I try to always post reviews on Goodreads after reading a book, but this book in particular, I felt needed more space to discuss. Actually, this is the perfect space for a book review… so here it goes.
The Help has been on my “to read” shelf for quite some time, even before the movie came out. I was interested in it because of the perspective it presents. A book that discusses African American maids in the 60s, even though it is fiction, just seemed interesting. The Help follows Skeeter as she returns home from college and takes on the daunting task of interviewing maids in her community about what it means to them to work for white families. At the time of strained racial relationships, Skeeter secretly interviews all of the maids that work for her closest friends that she loses during the process. Aibileen and Minny are two of the main maids and are both instant heart-winners.
I can only imagine what it would be like living at that time and part of me wishes I could go back in time to the simplicity of those days. The 60s, while just as much full of violence as today, just seems an easier, simple, and more beautiful time in American History. From the fashion to the literature, particularly the literature, the 60s, from where I stand, seem beautiful.
I finally had the chance to read this book after it being on my list for so long. My American Fiction course required me to find a novel that became a movie, and while the list of fiction stories that became films is extensive, this one instantly jumped out at me. Everything about the book fit the guidelines for an appropriate selection for my research paper and the fact that Amazon had a one-day sale on it, my decision was practically made for me. I “cracked” it open just as soon as it was downloaded to my Kindle.

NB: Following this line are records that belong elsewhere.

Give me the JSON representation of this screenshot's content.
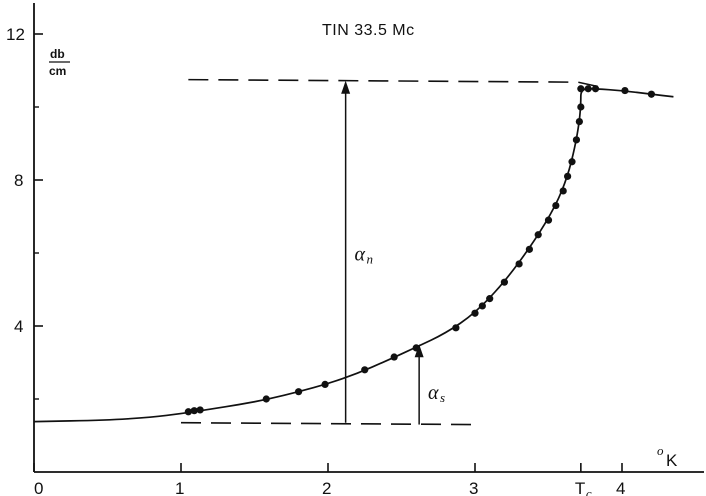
{
  "chart_data": {
    "type": "scatter",
    "title": "TIN 33.5 Mc",
    "ylabel": {
      "numerator": "db",
      "denominator": "cm"
    },
    "xlabel": {
      "degree": "o",
      "unit": "K"
    },
    "xlim": [
      0,
      4.45
    ],
    "ylim": [
      0,
      12.5
    ],
    "x_ticks": [
      {
        "value": 0,
        "label": "0"
      },
      {
        "value": 1,
        "label": "1"
      },
      {
        "value": 2,
        "label": "2"
      },
      {
        "value": 3,
        "label": "3"
      },
      {
        "value": 3.72,
        "label": "T",
        "sub": "c"
      },
      {
        "value": 4,
        "label": "4"
      }
    ],
    "y_ticks": [
      {
        "value": 4,
        "label": "4"
      },
      {
        "value": 8,
        "label": "8"
      },
      {
        "value": 12,
        "label": "12"
      }
    ],
    "y_minor_ticks": [
      2,
      6,
      10
    ],
    "points": [
      {
        "x": 1.05,
        "y": 1.65
      },
      {
        "x": 1.09,
        "y": 1.68
      },
      {
        "x": 1.13,
        "y": 1.7
      },
      {
        "x": 1.58,
        "y": 2.0
      },
      {
        "x": 1.8,
        "y": 2.2
      },
      {
        "x": 1.98,
        "y": 2.4
      },
      {
        "x": 2.25,
        "y": 2.8
      },
      {
        "x": 2.45,
        "y": 3.15
      },
      {
        "x": 2.6,
        "y": 3.4
      },
      {
        "x": 2.87,
        "y": 3.95
      },
      {
        "x": 3.0,
        "y": 4.35
      },
      {
        "x": 3.05,
        "y": 4.55
      },
      {
        "x": 3.1,
        "y": 4.75
      },
      {
        "x": 3.2,
        "y": 5.2
      },
      {
        "x": 3.3,
        "y": 5.7
      },
      {
        "x": 3.37,
        "y": 6.1
      },
      {
        "x": 3.43,
        "y": 6.5
      },
      {
        "x": 3.5,
        "y": 6.9
      },
      {
        "x": 3.55,
        "y": 7.3
      },
      {
        "x": 3.6,
        "y": 7.7
      },
      {
        "x": 3.63,
        "y": 8.1
      },
      {
        "x": 3.66,
        "y": 8.5
      },
      {
        "x": 3.69,
        "y": 9.1
      },
      {
        "x": 3.71,
        "y": 9.6
      },
      {
        "x": 3.72,
        "y": 10.0
      },
      {
        "x": 3.72,
        "y": 10.5
      },
      {
        "x": 3.77,
        "y": 10.5
      },
      {
        "x": 3.82,
        "y": 10.5
      },
      {
        "x": 4.02,
        "y": 10.45
      },
      {
        "x": 4.2,
        "y": 10.35
      }
    ],
    "fit_curve": [
      {
        "x": 0,
        "y": 1.38
      },
      {
        "x": 0.5,
        "y": 1.42
      },
      {
        "x": 0.8,
        "y": 1.5
      },
      {
        "x": 1.0,
        "y": 1.6
      },
      {
        "x": 1.2,
        "y": 1.72
      },
      {
        "x": 1.4,
        "y": 1.85
      },
      {
        "x": 1.6,
        "y": 2.0
      },
      {
        "x": 1.8,
        "y": 2.2
      },
      {
        "x": 2.0,
        "y": 2.42
      },
      {
        "x": 2.2,
        "y": 2.7
      },
      {
        "x": 2.4,
        "y": 3.05
      },
      {
        "x": 2.6,
        "y": 3.42
      },
      {
        "x": 2.8,
        "y": 3.8
      },
      {
        "x": 3.0,
        "y": 4.35
      },
      {
        "x": 3.2,
        "y": 5.2
      },
      {
        "x": 3.4,
        "y": 6.3
      },
      {
        "x": 3.55,
        "y": 7.3
      },
      {
        "x": 3.63,
        "y": 8.1
      },
      {
        "x": 3.68,
        "y": 8.9
      },
      {
        "x": 3.71,
        "y": 9.6
      },
      {
        "x": 3.72,
        "y": 10.1
      },
      {
        "x": 3.72,
        "y": 10.5
      },
      {
        "x": 3.82,
        "y": 10.5
      },
      {
        "x": 4.0,
        "y": 10.45
      },
      {
        "x": 4.2,
        "y": 10.35
      },
      {
        "x": 4.35,
        "y": 10.28
      }
    ],
    "dashed_lines": [
      {
        "name": "normal-level",
        "points": [
          {
            "x": 1.05,
            "y": 10.75
          },
          {
            "x": 3.7,
            "y": 10.68
          },
          {
            "x": 3.85,
            "y": 10.55
          }
        ]
      },
      {
        "name": "residual-level",
        "points": [
          {
            "x": 1.0,
            "y": 1.35
          },
          {
            "x": 3.0,
            "y": 1.3
          }
        ]
      }
    ],
    "arrows": [
      {
        "name": "alpha-n-arrow",
        "x": 2.12,
        "y_from": 1.35,
        "y_to": 10.72
      },
      {
        "name": "alpha-s-arrow",
        "x": 2.62,
        "y_from": 1.3,
        "y_to": 3.5
      }
    ],
    "annotations": [
      {
        "name": "alpha-n-label",
        "text": "α",
        "sub": "n",
        "x": 2.18,
        "y": 5.8
      },
      {
        "name": "alpha-s-label",
        "text": "α",
        "sub": "s",
        "x": 2.68,
        "y": 2.0
      }
    ],
    "grid": false,
    "legend": "none"
  }
}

I have read numerous reviews, both negative and positive, about this book and, as usual, I put any assumptions about how the book would be to the back of my mind in order to remain objective. I’ve read that some readers hated the dialect. I found it easy to read. Reviewers stated that they hated how the maids spoke with a dialect, but the white ladies that employed them spoke perfect English. While I am not the author so this is only speculation, I think this was done in order to establish the difference in social classes. Many of the maids quit school at a young age in order to work as maids and hep provide for their families whereas many of the white ladies received some college courses before marrying.
I loved this book and I wish that the movie would have included some of the scenes that were in the book. The chronology was a little off in the movie compared to the book, but that wasn’t too big of a deal.
Scenes like the naked man in Ms. Celia’s garden would have made the movie even better. It was humorous and added to the story. The small details like Johnny’s friends giving Celia Alabama Slammer shots would have added to the incident at the banquet. Little details like that would have just complemented the story and filled in some of the holes that the movie left behind.
Overall, this book has put Kathryn Stockett on my list of authors to watch. I will definitely be looking into her books from this point on and am glad I finally had the chance to read this novel.